First, this application will add two new templates: {% gpg_fileinput %} and {% gpg_textinput %} ; the file input will allow the user to select the public key as a file, while the text input will allow him to paste it directly into a textarea (of course, special css classes will allow easy customization of those form elements).

Next, it needs to have several utility functions to perform its task: a check_key_validity(key) determining if the given text is a valid gnupg key, an encrypt_data(data, to=None, key=None) function that encrypts the given data using the key (and attempts to get the key of the corresponding field), and, why not, a sign_data(data) that takes the original data and returns it with a signature using the website’s key, so that the user may know if the email is legitimate.
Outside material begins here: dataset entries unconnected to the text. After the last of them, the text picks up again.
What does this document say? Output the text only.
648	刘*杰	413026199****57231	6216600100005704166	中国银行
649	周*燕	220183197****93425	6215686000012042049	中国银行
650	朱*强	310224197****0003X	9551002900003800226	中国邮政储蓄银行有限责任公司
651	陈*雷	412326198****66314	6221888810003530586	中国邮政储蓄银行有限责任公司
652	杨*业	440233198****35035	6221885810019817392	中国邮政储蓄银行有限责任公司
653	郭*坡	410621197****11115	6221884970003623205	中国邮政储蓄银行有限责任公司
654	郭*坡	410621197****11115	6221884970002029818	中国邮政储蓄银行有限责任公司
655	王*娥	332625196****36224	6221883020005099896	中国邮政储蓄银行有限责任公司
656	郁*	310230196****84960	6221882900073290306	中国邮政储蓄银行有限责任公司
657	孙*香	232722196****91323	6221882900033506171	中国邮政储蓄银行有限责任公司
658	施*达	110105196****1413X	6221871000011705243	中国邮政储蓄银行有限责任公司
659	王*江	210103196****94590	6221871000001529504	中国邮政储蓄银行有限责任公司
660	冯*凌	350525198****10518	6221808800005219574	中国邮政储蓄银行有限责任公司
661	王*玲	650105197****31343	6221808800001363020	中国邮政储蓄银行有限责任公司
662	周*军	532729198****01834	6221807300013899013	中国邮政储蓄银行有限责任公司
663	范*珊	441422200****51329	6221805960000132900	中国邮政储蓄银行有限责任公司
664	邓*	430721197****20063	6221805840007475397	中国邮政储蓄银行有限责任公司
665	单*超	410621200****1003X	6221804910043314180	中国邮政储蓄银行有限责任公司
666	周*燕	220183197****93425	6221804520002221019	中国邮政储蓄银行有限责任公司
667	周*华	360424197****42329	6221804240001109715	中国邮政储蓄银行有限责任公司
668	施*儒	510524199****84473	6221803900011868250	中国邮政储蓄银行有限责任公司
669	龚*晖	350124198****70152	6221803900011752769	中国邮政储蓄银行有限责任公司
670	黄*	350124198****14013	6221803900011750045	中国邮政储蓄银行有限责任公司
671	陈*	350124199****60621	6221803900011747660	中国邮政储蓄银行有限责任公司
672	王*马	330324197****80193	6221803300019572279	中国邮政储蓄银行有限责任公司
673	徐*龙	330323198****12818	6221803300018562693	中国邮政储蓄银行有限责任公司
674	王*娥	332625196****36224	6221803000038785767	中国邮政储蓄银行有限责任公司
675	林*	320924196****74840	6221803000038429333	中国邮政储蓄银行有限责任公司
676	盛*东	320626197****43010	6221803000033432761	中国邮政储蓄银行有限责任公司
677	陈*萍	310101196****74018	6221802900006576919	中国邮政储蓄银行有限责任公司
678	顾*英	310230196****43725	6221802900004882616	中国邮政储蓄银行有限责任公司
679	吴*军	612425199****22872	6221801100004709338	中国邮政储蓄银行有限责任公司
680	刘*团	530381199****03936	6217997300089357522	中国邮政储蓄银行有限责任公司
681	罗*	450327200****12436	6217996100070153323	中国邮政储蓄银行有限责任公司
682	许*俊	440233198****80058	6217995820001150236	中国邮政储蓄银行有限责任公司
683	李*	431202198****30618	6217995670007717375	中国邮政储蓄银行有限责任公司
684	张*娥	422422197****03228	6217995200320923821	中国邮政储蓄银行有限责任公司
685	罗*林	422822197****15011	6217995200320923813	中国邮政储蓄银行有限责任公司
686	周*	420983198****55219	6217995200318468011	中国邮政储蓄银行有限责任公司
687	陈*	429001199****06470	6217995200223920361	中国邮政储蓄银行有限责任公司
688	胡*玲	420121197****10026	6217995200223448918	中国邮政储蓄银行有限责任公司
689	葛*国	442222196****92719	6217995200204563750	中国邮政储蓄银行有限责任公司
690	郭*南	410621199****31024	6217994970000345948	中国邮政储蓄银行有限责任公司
And finally, maybe a wrapper around django’s send_mail() that would make things transparent.

Finally, a bunch of settings to configure the application behaviour could be useful, such as the server’s key, and the models to use to get the link model ←→ key field, and an ENABLE_GPG boolean.

Final thoughts

After thinking about it, I searched the web for a similar set of utilities, and did not find it, although I found things that were not far from this (like django-email-extras); but I do not think it is necessary to have your own model with a foreignkey, when you can just let the user add a TextField defaulting to '' in his model.

There is no particular reason for me to choose django, given the simplicity of this set of features, any language/framework could do (even php has a gnupg interface), but I like django, so I will go with django.

I did not code anything yet, I only felt the need to write down my thoughts so that I won’t forget it before it’s done.